La inflación puso fin al letargo noticioso del inicio de año. El aumento en el Índice de Precios al Consumidor (IPC) sorprendió al gobierno, a los gremios y a los analistas. Nadie tenía en sus cálculos una cifra de inflación superior a 3% para el año 2010. Pero, contra todos los pronósticos, la inflación terminó en 3,17%, empujada por un aumento abrupto en el precio de los alimentos. En solo el mes de diciembre el precio de la comida creció 1,65%. 2011 podría ser otro año (uno más) de comida cara.
El precio de los alimentos está aumentando en todo el mundo. El índice de precios de productos básicos agrícolas, calculado por la FAO, una agencia de las Naciones Unidas, alcanzó un pico histórico en diciembre de 2010. “La situación es alarmante. El mundo enfrenta un nuevo choque en el precio de los alimentos. Si se prolonga algunos meses, podría convertirse en una crisis” dijo esta semana un vocero de la misma organización. Las sequías en Brasil y Argentina, las inundaciones en Pakistán y Australia, y en general la severidad del fenómeno climático de La Niña han llevado a un rápido aumento en el precio de los alimentos en los mercados globales. “Los altos precios han resurgido como una amenaza al crecimiento y la estabilidad social” escribió el martes el Presidente del Banco Mundial. La cosa es en serio.

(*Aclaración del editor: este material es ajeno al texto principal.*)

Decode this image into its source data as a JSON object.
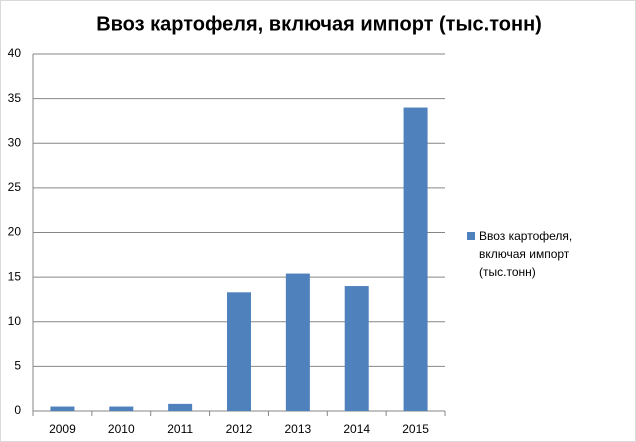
{
  "chart_data": {
    "type": "bar",
    "title": "Ввоз картофеля, включая импорт (тыс.тонн)",
    "categories": [
      "2009",
      "2010",
      "2011",
      "2012",
      "2013",
      "2014",
      "2015"
    ],
    "series": [
      {
        "name": "Ввоз картофеля,  включая импорт (тыс.тонн)",
        "color": "#4f81bd",
        "values": [
          0.5,
          0.5,
          0.8,
          13.3,
          15.4,
          14.0,
          34.0
        ]
      }
    ],
    "ylim": [
      0,
      40
    ],
    "yticks": [
      0,
      5,
      10,
      15,
      20,
      25,
      30,
      35,
      40
    ],
    "grid": true,
    "legend": "right"
  }
}
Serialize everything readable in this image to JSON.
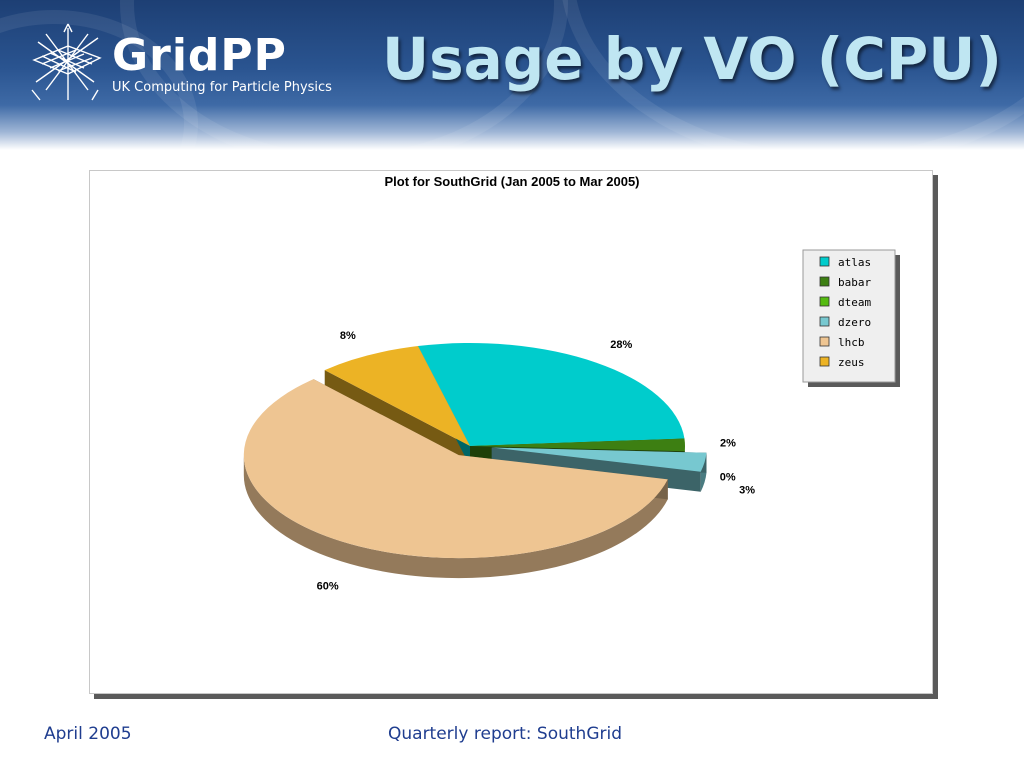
{
  "header": {
    "logo_name": "GridPP",
    "logo_tagline": "UK Computing for Particle Physics",
    "slide_title": "Usage by VO (CPU)"
  },
  "footer": {
    "date": "April 2005",
    "report": "Quarterly report: SouthGrid"
  },
  "chart_data": {
    "type": "pie",
    "title": "Plot for SouthGrid (Jan 2005 to Mar 2005)",
    "legend_position": "top-right",
    "categories": [
      "atlas",
      "babar",
      "dteam",
      "dzero",
      "lhcb",
      "zeus"
    ],
    "values": [
      28,
      2,
      0,
      3,
      60,
      8
    ],
    "labels": [
      "28%",
      "2%",
      "0%",
      "3%",
      "60%",
      "8%"
    ],
    "colors": [
      "#00cccc",
      "#3d7f12",
      "#55bb11",
      "#77c8d0",
      "#eec592",
      "#ecb325"
    ],
    "exploded": [
      "lhcb",
      "dzero"
    ]
  }
}
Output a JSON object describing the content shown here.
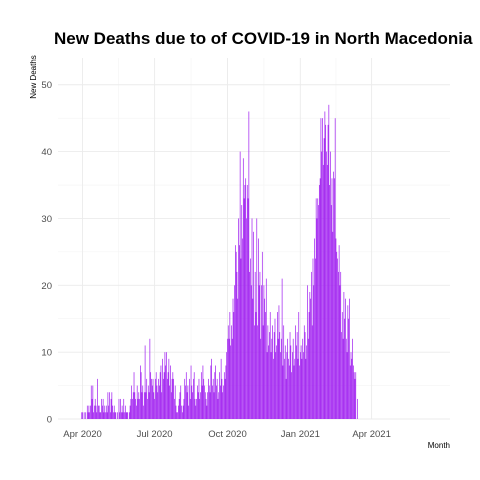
{
  "chart_data": {
    "type": "bar",
    "title": "New Deaths due to of COVID-19 in North Macedonia",
    "xlabel": "Month",
    "ylabel": "New Deaths",
    "ylim": [
      0,
      54
    ],
    "yticks": [
      0,
      10,
      20,
      30,
      40,
      50
    ],
    "xticks": [
      {
        "date": "2020-04-01",
        "label": "Apr 2020"
      },
      {
        "date": "2020-07-01",
        "label": "Jul 2020"
      },
      {
        "date": "2020-10-01",
        "label": "Oct 2020"
      },
      {
        "date": "2021-01-01",
        "label": "Jan 2021"
      },
      {
        "date": "2021-04-01",
        "label": "Apr 2021"
      }
    ],
    "xlim": [
      "2020-03-01",
      "2021-07-09"
    ],
    "grid": true,
    "bar_color": "#a020f0",
    "start_date": "2020-03-10",
    "values": [
      0,
      0,
      0,
      0,
      0,
      0,
      0,
      0,
      0,
      0,
      0,
      0,
      0,
      0,
      0,
      0,
      0,
      0,
      0,
      0,
      0,
      1,
      1,
      0,
      1,
      0,
      1,
      0,
      2,
      1,
      2,
      1,
      2,
      5,
      3,
      5,
      1,
      2,
      3,
      2,
      1,
      6,
      2,
      2,
      1,
      1,
      3,
      2,
      3,
      1,
      2,
      1,
      2,
      1,
      4,
      2,
      4,
      1,
      3,
      4,
      2,
      1,
      2,
      1,
      1,
      0,
      1,
      0,
      3,
      1,
      3,
      1,
      2,
      1,
      3,
      1,
      2,
      1,
      1,
      1,
      0,
      1,
      2,
      3,
      5,
      3,
      4,
      7,
      4,
      3,
      2,
      5,
      3,
      4,
      3,
      8,
      7,
      4,
      5,
      2,
      4,
      11,
      4,
      6,
      3,
      5,
      4,
      12,
      7,
      6,
      5,
      6,
      4,
      3,
      6,
      7,
      5,
      4,
      6,
      5,
      7,
      8,
      4,
      9,
      6,
      7,
      10,
      8,
      10,
      6,
      7,
      9,
      5,
      8,
      4,
      6,
      7,
      6,
      3,
      5,
      2,
      1,
      1,
      2,
      3,
      4,
      5,
      2,
      1,
      2,
      3,
      6,
      5,
      7,
      4,
      5,
      2,
      6,
      3,
      8,
      5,
      4,
      6,
      7,
      3,
      2,
      3,
      5,
      4,
      6,
      3,
      4,
      7,
      5,
      8,
      6,
      5,
      4,
      3,
      2,
      4,
      6,
      5,
      4,
      8,
      9,
      5,
      6,
      4,
      7,
      8,
      5,
      6,
      3,
      4,
      7,
      5,
      9,
      6,
      4,
      5,
      7,
      6,
      8,
      10,
      12,
      14,
      12,
      16,
      11,
      14,
      12,
      18,
      16,
      20,
      26,
      25,
      22,
      18,
      30,
      26,
      40,
      24,
      32,
      27,
      39,
      33,
      35,
      36,
      30,
      35,
      33,
      46,
      22,
      24,
      20,
      30,
      18,
      28,
      14,
      22,
      16,
      30,
      14,
      27,
      20,
      22,
      12,
      20,
      25,
      14,
      20,
      18,
      16,
      21,
      10,
      14,
      11,
      13,
      16,
      10,
      12,
      14,
      9,
      13,
      15,
      10,
      11,
      16,
      12,
      17,
      13,
      10,
      12,
      21,
      8,
      14,
      9,
      11,
      6,
      10,
      12,
      9,
      8,
      13,
      11,
      7,
      10,
      12,
      8,
      9,
      14,
      11,
      13,
      9,
      16,
      8,
      10,
      11,
      9,
      12,
      10,
      14,
      13,
      9,
      11,
      20,
      12,
      16,
      19,
      18,
      22,
      14,
      24,
      20,
      27,
      24,
      33,
      30,
      33,
      32,
      35,
      36,
      45,
      40,
      45,
      38,
      42,
      46,
      44,
      40,
      38,
      44,
      47,
      35,
      40,
      32,
      36,
      28,
      37,
      36,
      45,
      27,
      25,
      24,
      22,
      26,
      20,
      22,
      13,
      16,
      12,
      19,
      15,
      18,
      12,
      10,
      17,
      15,
      18,
      8,
      10,
      9,
      12,
      8,
      7,
      6,
      7,
      0,
      3,
      0,
      0,
      0,
      0,
      0,
      0,
      0,
      0,
      0,
      0,
      0,
      0,
      0,
      0,
      0,
      0,
      0
    ]
  }
}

Algunos analistas temen una repetición de los disturbios de los años 2007 y 2008, protagonizados por masas hambrientas en más de treinta países. Otros plantean un escenario más preocupante: una repetición de la crisis alimentaria de mediados de los años setenta, con todo y sus desastrosas repercusiones sociales. En Colombia, como lo señalan las investigaciones pioneras de Adolfo Meisel, los nacidos en la primera mitad de los años setenta, en medio de la crisis alimentaria, miden en promedio casi un centímetro menos que los nacidos algunos años antes o después. La crisis en ciernes podría tener consecuencias desastrosas. Y permanentes.
La discusión doméstica se ha centrado en un asunto específico, casi secundario: el incremento en el salario mínimo en un contexto de inflación creciente. Como corresponde a nuestra tradición santanderista, la discusión se ha planteado en términos jurídicos, ha girado en torno a la constitucionalidad del incremento en el salario mínimo decretado por el gobierno a finales del año anterior. Pero el tema, sobra decirlo, va mucho más allá. El reajuste del salario mínimo, anunciado el viernes por el Presidente Santos, es poco más que un paliativo populista, nada contribuirá a mitigar la disminución de los ingresos reales de los trabajadores informales y por ende a aliviar el predecible aumento en la indigencia y la pobreza.
Si el gobierno fuera serio en sus intenciones, debería estar discutiendo, simultáneamente al reajuste del salario mínimo, un aumento de los subsidios monetarios de Familias en Acción, una disminución de los aranceles agrícolas y una expansión de los programas de nutrición. El aumento en el precio de los alimentos afecta a decenas de millones de personas y podría tener, ya lo vimos, efectos permanentes. Por desgracia la única respuesta del gobierno ha sido, al menos hasta ahora, una propuesta irrelevante, simbólica. En últimas, las medidas simbólicas son eso, gestos que buscan efectos políticos, no consecuencias reales.